Fender gets rinsed off and if there’s time, I ride either Ella or Midge before the other has a lesson at Michael’s at 10. I’m still working out the kinks in the schedule, but unless I skimp on one horse (which isn’t always a bad thing—they can’t all three work hair-on-fire every day), I haven’t yet figured out how to get all three done before lunchtime.
I can get to Michael’s in eight minutes, door-to-door, though this relies on there not being any SPOOKING OR LEAPING, which has yet to actually occur. So I leave 15 minutes, plus a little warm-up time. Midge’s lessons have been breaking down test pieces: the tricky passage lines of the I2 (Midge says turning left in passage is still a little hard), the trot half-pass zigzag of the Grand Prix, the canter half-pass zigzag in just about everything. At home, I’m trying to keep him really rideable and fluffy; there’s a tradeoff in making him strong and keen enough to produce the test, and that is that he’s a little hot to trot and muscley, so we spend a lot of time working on slow and swingy.
Ella’s been SUCH a star, and so we’re alternating between snaffle (thinking about the details, crispness of transitions, really through in the neck, really off the hand) and the double (fluid and connected, weaving all the pieces together with grace, like a test).
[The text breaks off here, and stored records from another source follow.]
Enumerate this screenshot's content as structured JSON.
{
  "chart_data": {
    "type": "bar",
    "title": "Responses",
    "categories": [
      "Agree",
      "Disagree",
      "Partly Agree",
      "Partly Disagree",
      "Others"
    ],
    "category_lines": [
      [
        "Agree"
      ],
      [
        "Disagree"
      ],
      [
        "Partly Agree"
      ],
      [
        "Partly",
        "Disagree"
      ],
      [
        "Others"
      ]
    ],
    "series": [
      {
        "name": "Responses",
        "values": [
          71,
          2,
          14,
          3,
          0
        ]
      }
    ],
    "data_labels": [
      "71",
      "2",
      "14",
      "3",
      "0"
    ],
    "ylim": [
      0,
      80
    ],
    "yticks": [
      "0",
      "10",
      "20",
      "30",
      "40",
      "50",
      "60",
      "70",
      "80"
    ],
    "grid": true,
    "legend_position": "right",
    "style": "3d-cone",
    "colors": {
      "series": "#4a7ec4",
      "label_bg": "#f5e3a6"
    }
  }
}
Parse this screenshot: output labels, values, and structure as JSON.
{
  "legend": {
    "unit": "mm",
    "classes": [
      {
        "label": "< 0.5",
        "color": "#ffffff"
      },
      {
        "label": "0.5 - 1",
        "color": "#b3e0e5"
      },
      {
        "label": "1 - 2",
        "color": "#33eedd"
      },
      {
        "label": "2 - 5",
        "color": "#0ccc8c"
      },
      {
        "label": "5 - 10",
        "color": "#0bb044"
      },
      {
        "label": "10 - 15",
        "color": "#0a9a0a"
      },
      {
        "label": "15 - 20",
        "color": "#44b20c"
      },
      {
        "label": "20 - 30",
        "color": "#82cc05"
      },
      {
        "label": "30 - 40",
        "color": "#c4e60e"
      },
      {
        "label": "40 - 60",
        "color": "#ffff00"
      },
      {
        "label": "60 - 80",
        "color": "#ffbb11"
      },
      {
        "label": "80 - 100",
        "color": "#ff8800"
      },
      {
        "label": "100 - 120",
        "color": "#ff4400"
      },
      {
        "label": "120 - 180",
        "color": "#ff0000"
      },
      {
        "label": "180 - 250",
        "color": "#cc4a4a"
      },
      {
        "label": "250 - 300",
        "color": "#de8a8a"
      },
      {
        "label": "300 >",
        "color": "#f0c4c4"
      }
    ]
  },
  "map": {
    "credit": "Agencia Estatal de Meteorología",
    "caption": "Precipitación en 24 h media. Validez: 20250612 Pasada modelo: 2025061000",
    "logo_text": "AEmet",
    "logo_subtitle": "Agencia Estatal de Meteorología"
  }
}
Ella’s biggest focus is still strength building; even though she feels terrific, I want the work to all be really easy at home, almost so easy I can take it for granted, before we go to a horse show.
Both redheads get iced after working, because I’m a paranoid nutcase. And all three get sprayed down with a mix of Sore-No-More and apple cider vinegar. The vinegar helps change the pH of the skin, making it less hospitable to the microbes and nastiness that Florida grows.
11 is lunch hay, and 11:30 is lunch grain. I get a little lunch myself, top off water buckets and hit the gym. I’ve gotten the clear to s-l-o-w-l-y start getting into very weenie light jogging again s-l-o-w-l-y (YES, Dr. Drew, I HEARD YOU, I will not try and take on the world by next Tuesday!), which has motivated me to get everything else into gear. Some days I swim, some days I bike, some days I lift, and two days a week Damien, my personal trainer for the next three months, does his best to cause me tremendous physical pain. So far, he’s been very successful. He’s also preposterously good looking, which is why I haven’t punched him yet. Not that I’ve ruled that out as an option.
I’m back in time to throw the kids out at 3, when I can clean stalls, add bedding, scrub out water buckets and sweep up. They get fed dinner al fresco and come in at 6. I took the afternoon turnout time for Fender—it’s cooler then than midday, and I’m squeamish about his sweating. They get their night check hay, and Ella, my hard keeper, gets a little night check snack between 8 and 10, depending on how fabulous my night plans are (“fabulous,” that’s a pretty funny joke), and we do it all again the next day!